… are now coming out. Westpac looks to be the first off the block, so I will go through their report first – comparing them to their prior results.

When they are out, the ANZ’s should appear here, the NAB ones may appear here (but I cannot be sure they will be explicitly linked as the NAB do not appear to be particularly clear about where they will go) and the CBA’s here, although, like the NAB, they do not appear to be completely sure about the location yet.

On to WBC, then. First thing to note, and a good one at that, is that they seem to be erring a little more on the side of putting more qualitative information out than in their previous, rather terse, report – not, mind you, that this is a model for open disclosure. The second thing to note is that the numbers are directly comparable, as the St. George prudential numbers (except for the capital ratios) are not actually in here. Presumably this is because the St. George Pillar III report will be issued seperately.

One other point to note is that I have taken the opportunity to correct a couple of small inconsistencies in my previous treatments out of the updated spreadsheet. The “Small Business” category is now consistently treated in the way the banks treat them – as retail loans, so they are now in the “Other Retail” category.

Last thing to note, before getting onto the numbers, is that Westpac seem to be doing well in their program to get more “Advanced” approvals for their book. The amount covered under their Standardised (with the exception of Specialised Lending, with they cannot until APRA allows it for all banks) is down from $10.4Bn to $6.6Bn. As they have not broken this out amongst the categories I cannot see where the improvements are, but this is good nonetheless. My guess is that this is in the “Other Retail” category, perhaps with the personal lending business now in the Advanced category, but this is just a guess.

The Numbers

The numbers are quite interesting. WBC has greatly reduced lending to governments, with more than half of that portfolio gone. This seems to be as a result of a massive sell-off of government bonds, as the major part of the drop has been in the “Market-related” section of the portfolio. My guess is that this is profit-taking in a reducing interest rate environment – but I cannot be sure as the results announcement makes no mention of it.

On the other hand, lending to other banks is massively up, with a halving of the holdings of other bank’s bands being overwhelmed by an increase in normal inter-bank lending from $2.9bn to $43.8bn. As the regulatory capital impact is minimal, this must have (nearly all) been lent to others of the Big 4. I await their reports to check on this.

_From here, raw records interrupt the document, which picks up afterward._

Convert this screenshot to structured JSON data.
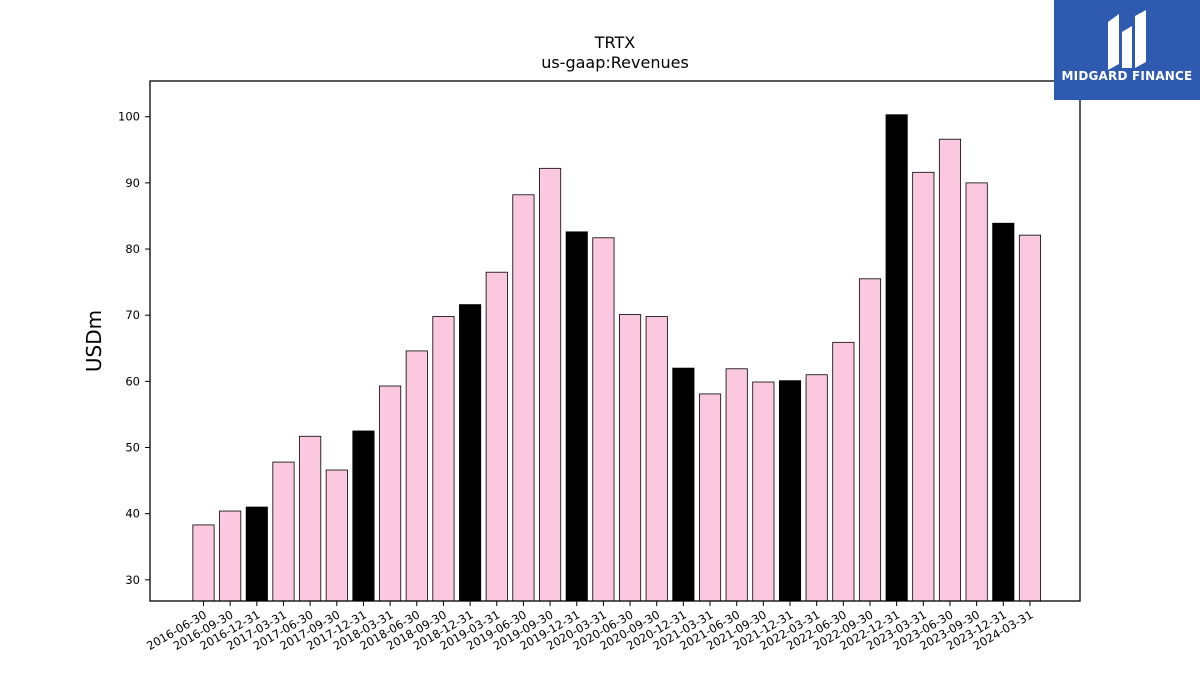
{
  "brand": {
    "name": "MIDGARD FINANCE",
    "bg_color": "#2e5bb0",
    "icon": "midgard-logo-icon"
  },
  "chart_data": {
    "type": "bar",
    "title": "TRTX",
    "subtitle": "us-gaap:Revenues",
    "xlabel": "",
    "ylabel": "USDm",
    "ylim": [
      26.8,
      105.4
    ],
    "yticks": [
      30,
      40,
      50,
      60,
      70,
      80,
      90,
      100
    ],
    "grid": false,
    "categories": [
      "2016-06-30",
      "2016-09-30",
      "2016-12-31",
      "2017-03-31",
      "2017-06-30",
      "2017-09-30",
      "2017-12-31",
      "2018-03-31",
      "2018-06-30",
      "2018-09-30",
      "2018-12-31",
      "2019-03-31",
      "2019-06-30",
      "2019-09-30",
      "2019-12-31",
      "2020-03-31",
      "2020-06-30",
      "2020-09-30",
      "2020-12-31",
      "2021-03-31",
      "2021-06-30",
      "2021-09-30",
      "2021-12-31",
      "2022-03-31",
      "2022-06-30",
      "2022-09-30",
      "2022-12-31",
      "2023-03-31",
      "2023-06-30",
      "2023-09-30",
      "2023-12-31",
      "2024-03-31"
    ],
    "values": [
      38.3,
      40.4,
      41.0,
      47.8,
      51.7,
      46.6,
      52.5,
      59.3,
      64.6,
      69.8,
      71.6,
      76.5,
      88.2,
      92.2,
      82.6,
      81.7,
      70.1,
      69.8,
      62.0,
      58.1,
      61.9,
      59.9,
      60.1,
      61.0,
      65.9,
      75.5,
      100.3,
      91.6,
      96.6,
      90.0,
      83.9,
      82.1
    ],
    "colors": {
      "default": "#fbc8e0",
      "year_end": "#000000",
      "edge": "#000000"
    }
  }
}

If theirs look similar then we may have a big money-go-round happening.

With the exception of residential lending (up 9% in a quarter), the rest of the business seems to be in gentle decline, with securitisation and credit cards (QRR) slightly down and other lending only slightly up.

Passt Due and Impaired

As has already been heavily trailed, the past due and impaired numbers are up and, in the case of corporate lending, heavily up. Many of the problem loans do not even seem to have gone overdue before being counted as “Impaired” as last the disclosures’ “Corporate” 90 dpd number was only $157m and the impaired number this time has gone up by nearly $700m – and some of the $513m reported last time should have been written off by now.

The rest of the movements are what could be expected at this point in the cycle, with the “Residential Mortgage” impaired number implying that something around 700 residential mortgages are likely to cause the bank some losses. In this market that is a good result and reflects the strength of the normal lending policies.

Capital

Overall, the capital numbers are largely unchanged, but there has been a significant shift to Tier One from Tier Two. Like the losses, this has been well trailed in the announcements and really needs no further comment.

I await the announcements from the other banks.

[UPDATE]

I received an email on this one – I missed one thing and need to correct another. The Sovereign and Bank numbers changes are explained on page 4 of the release – they have changed their EAD calculation methodology for these and it resulted in the numbers changing. As they note in the release, though, this has little impact on the actual capital numbers as neither of them receive much capital weight.

The correction is to my calculation of the Standardised portfolio. Previously, following a methodology for calculation where I have worked in the past, the “Other Assets” were thrown into the Standardised bucket. I will pull them out and do those seperately from now on.

I will incorporate this change into my analysis of future numbers from all the Banks.